Esther Vincent: The poetry that I look out for in The Tiger Moth Review should firstly address one of the themes of nature, culture, the environment and ecology, which is the focus of the journal. How a poet chooses to engage with these themes is really up to them. I prefer poems that are concrete rather than abstract, poems that are accessible and local in subject matter yet global in its outlook and perspective. It is also crucial for the poet to commit to imagery that is both striking yet nuanced, and in terms of tone, I am drawn to the introspective, contemplative and self-reflexive persona who speaks to me hidden truths which are revealed by the end of the poem.
I don’t look for specific styles or aesthetics, just a poem that observes, thinks and poses questions to the reader. A poem that adds value to anyone who spends their time reading it, one that brings readers on a journey of self-discovery and insight.

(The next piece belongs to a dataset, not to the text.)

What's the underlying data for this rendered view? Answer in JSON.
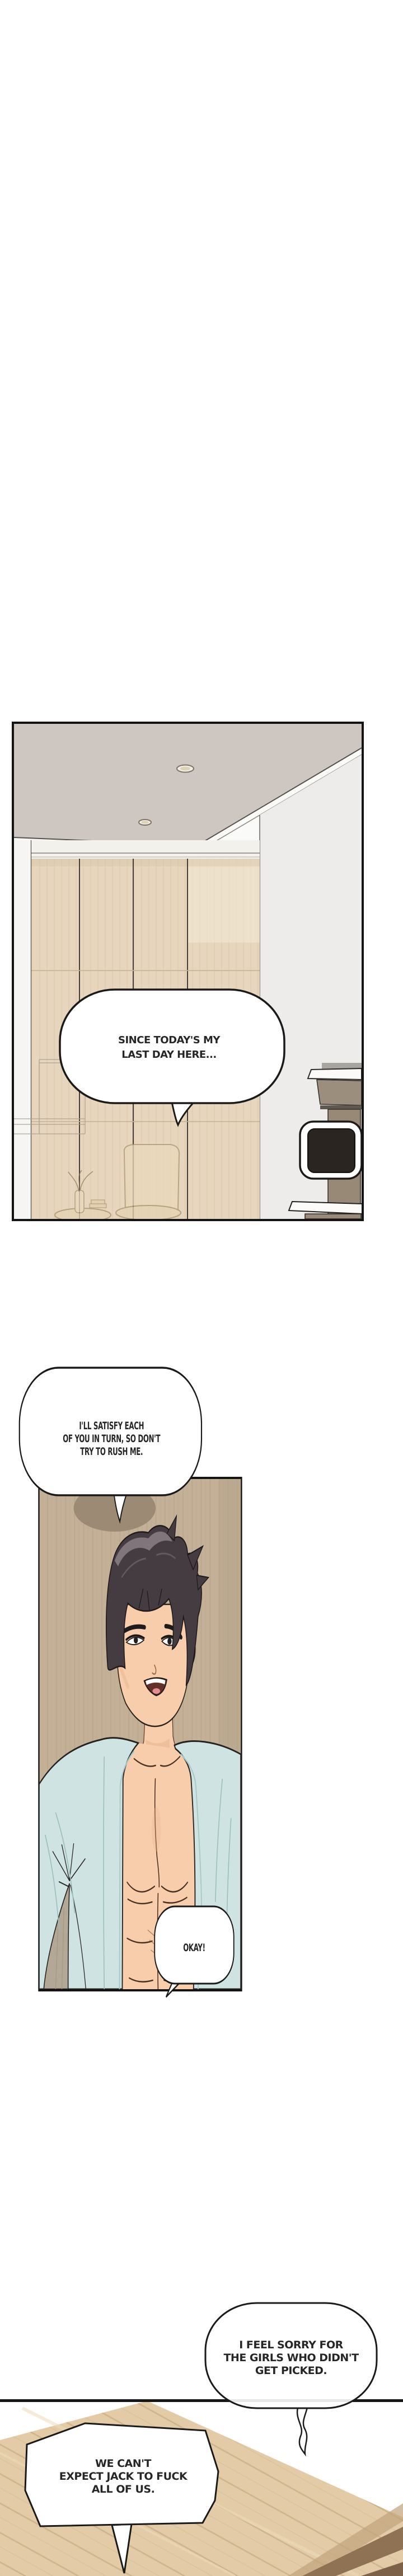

What advice do you have for new poets who are submitting work?
Esther Vincent: I would say to take the time to read what the journal is about, to understand its vision and then think about whether or not your work resonates with that journal before submitting. Every editor takes the time to share what their journal aims to do, and it’s only respectful to read before submitting. Read previous issues to see the kind of work that has been featured, so that you can gauge whether or not your work is suited to the journal. Be ready for rejection, take it in good stride and see it as an opportunity for growth rather than getting disappointed or defensive. Always be professional and respect the editor’s decision. Lastly, edit your work before submitting it for consideration! It is a big no-no to submit drafts of your work and expect the editor to proofread your submission for you.
How many rejections have you faced and how do you deal with them?
Esther Vincent: Like I said earlier, it is normal to get rejected. I get more rejections than acceptances. Sometimes, it’s because your work is not up to standard, and it just means you have to practice and work on your poem more. Sometimes, it’s because your work does not fit what the editors are looking for, although you may have written a great poem. I don’t take any rejection personally, but I see it as feedback for improvement. I just move on, relook my poems, and ask myself, what can I do better? Where else can I submit?